Pathogenesis and clinical aspects: Antiphospholipid syndrome (APS) is characterized by recurrent arterial or venous thromboembolism or pregnancy loss in association with antibodies directed against anionic phospholipids or against plasma proteins bound to anionic phospholipids. It occurs in 15-30 % of patients suffering from systemic lupus erythematosus (secondary APS) but can also occur without an underlying connective tissue disease (primary APS). The reason for the huge variety of clinical manifestations is thromboembolic vaso-occlusive disease and not vasculitis in blood vessels of different sizes and sites (e.g. deep vein thrombosis, pulmonary embolism and cerebrovascular disease). Accordingly, fetal abortion is also caused by infarctions of blood vessels in the placenta typically after the tenth week of gestation.

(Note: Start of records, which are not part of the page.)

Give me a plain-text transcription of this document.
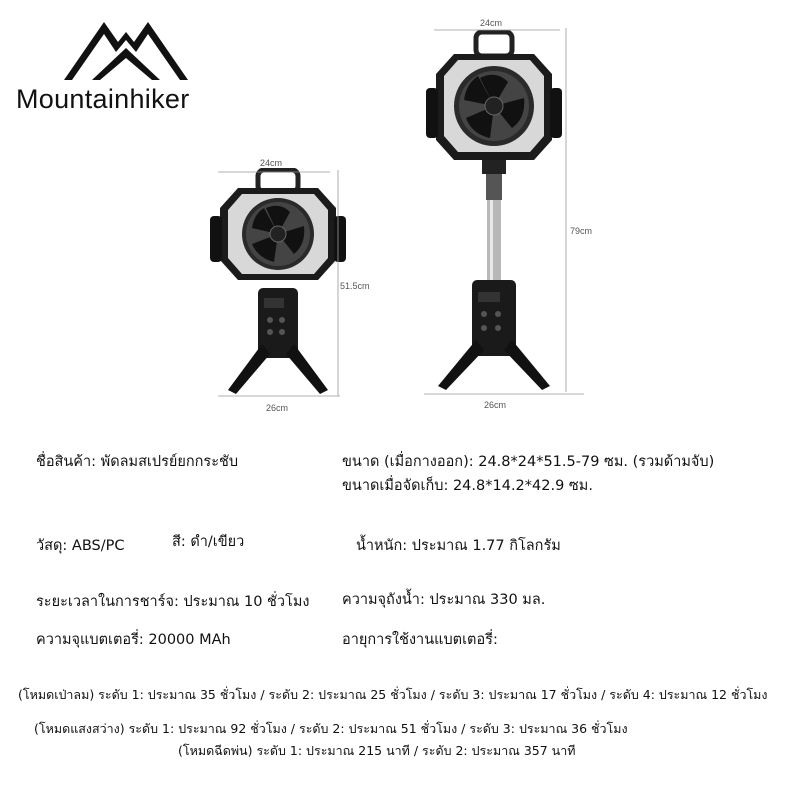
Mountainhiker
24cm
51.5cm
26cm
24cm
79cm
26cm
ชื่อสินค้า: พัดลมสเปรย์ยกกระชับ	ขนาด (เมื่อกางออก): 24.8*24*51.5-79 ซม. (รวมด้ามจับ)
ขนาดเมื่อจัดเก็บ: 24.8*14.2*42.9 ซม.
วัสดุ: ABS/PC	สี: ดำ/เขียว	น้ำหนัก: ประมาณ 1.77 กิโลกรัม
ระยะเวลาในการชาร์จ: ประมาณ 10 ชั่วโมง ความจุถังน้ำ: ประมาณ 330 มล.
ความจุแบตเตอรี่: 20000 MAh	อายุการใช้งานแบตเตอรี่:
(โหมดเป่าลม) ระดับ 1: ประมาณ 35 ชั่วโมง / ระดับ 2: ประมาณ 25 ชั่วโมง / ระดับ 3: ประมาณ 17 ชั่วโมง / ระดับ 4: ประมาณ 12 ชั่วโมง
(โหมดแสงสว่าง) ระดับ 1: ประมาณ 92 ชั่วโมง / ระดับ 2: ประมาณ 51 ชั่วโมง / ระดับ 3: ประมาณ 36 ชั่วโมง
(โหมดฉีดพ่น) ระดับ 1: ประมาณ 215 นาที / ระดับ 2: ประมาณ 357 นาที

Diagnostics: Establishing the correct diagnosis of APS is not easy. Diagnosis should not rely on only slightly or temporarily elevated levels of AP antibodies as thrombosis might occur due to other reasons even in patients with AP antibodies. The estimation of the risk of thrombotic complications as well as the type and intensity of a suitable anticoagulation prophylaxis are challenging in the treatment of patients with APS.

Therapy: Antiplatelet agents (aspirin), heparin and vitamin K antagonists are used for therapy. Immunosuppression is not effective for the prevention of thromboembolic complications; therefore, not only problem issues on laboratory diagnostics but also current therapeutic recommendations are presented.